8番目、いざ戦いへ(?)53
物語の王子様のように格好良い先代王弟のリリオン様。
と、いう事はヴェリ王様の叔父さんって事、だよね?
その割には若々しい!やっぱり魔族だから?綺麗な長い金髪が肩からさらりと流れ、着ている紺色のスーツも相待って、ますます王子‥いや、王弟だから王子様で合ってる、のか?
マントの中からベル様を見上げれば、それはもう嫌そうな顔をしてリリオン様を見ている‥。まぁ、呪いの元凶なら嫌がるか。
「というか、僕は呪いをオルベルに掛かるようにしたのに、なんでお嫁ちゃんになってるんだい?」
「‥ちょっとした不手際だ。さっさと解け」
「ええ〜〜?せっかくお嫁ちゃんと更に仲良くなれるようにしたのに?」
「どう考えても仲違いさせようとしているとしか思えないが?!」
ベル様の眉がどんどん釣り上がる一方で、リリオン様は可笑しそうに笑っている。‥でも、なんていうか馬鹿にしたような笑いではない気がする。意地悪する人って、笑ってても目が笑ってないし。

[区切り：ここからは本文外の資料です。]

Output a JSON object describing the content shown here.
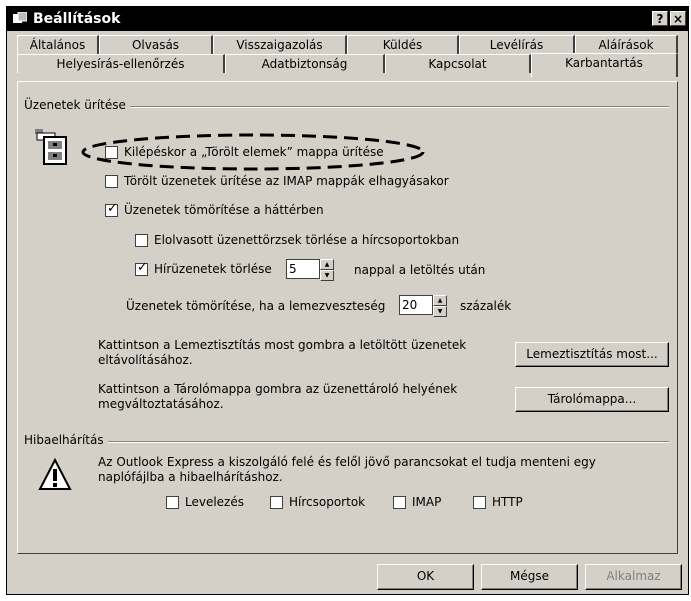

ちょっとドキドキしたけれど、ベル様のマントからそっと出ると、ベル様が慌てたように私の方を見るけれど大丈夫だって。私だってこれまで嫌な視線をかわしてきたんだぞ?ベル様の腕を小さくポンポンと「大丈夫」と、ばかりに叩いてから、真っ直ぐに前を向くと、リリオン様はどこかワクワクした顔で私を見つめた。
そっとスカートを摘んで、ゆっくり頭を下げると、
「先代王弟のリリオンだ。と、いっても今はしがない研究者だがな。リニ・プレファンヌ嬢、遠くからようこそ。どうだい、この国は。驚くことばかりだろう?」
「お初にお目にかかります。日はまだ浅いものの、とても素晴らしい国で毎日感動しております」
「そうかい?オルベルは、君一人さえも守れないようだが?」
おっと〜〜〜?
呪いを掛けておいて、そんな言い方しちゃう?
周囲にいた人達が、ベル様の体からピリッとした空気に一瞬黙り込み、こちらを様子を伺うようにチラチラ見ている。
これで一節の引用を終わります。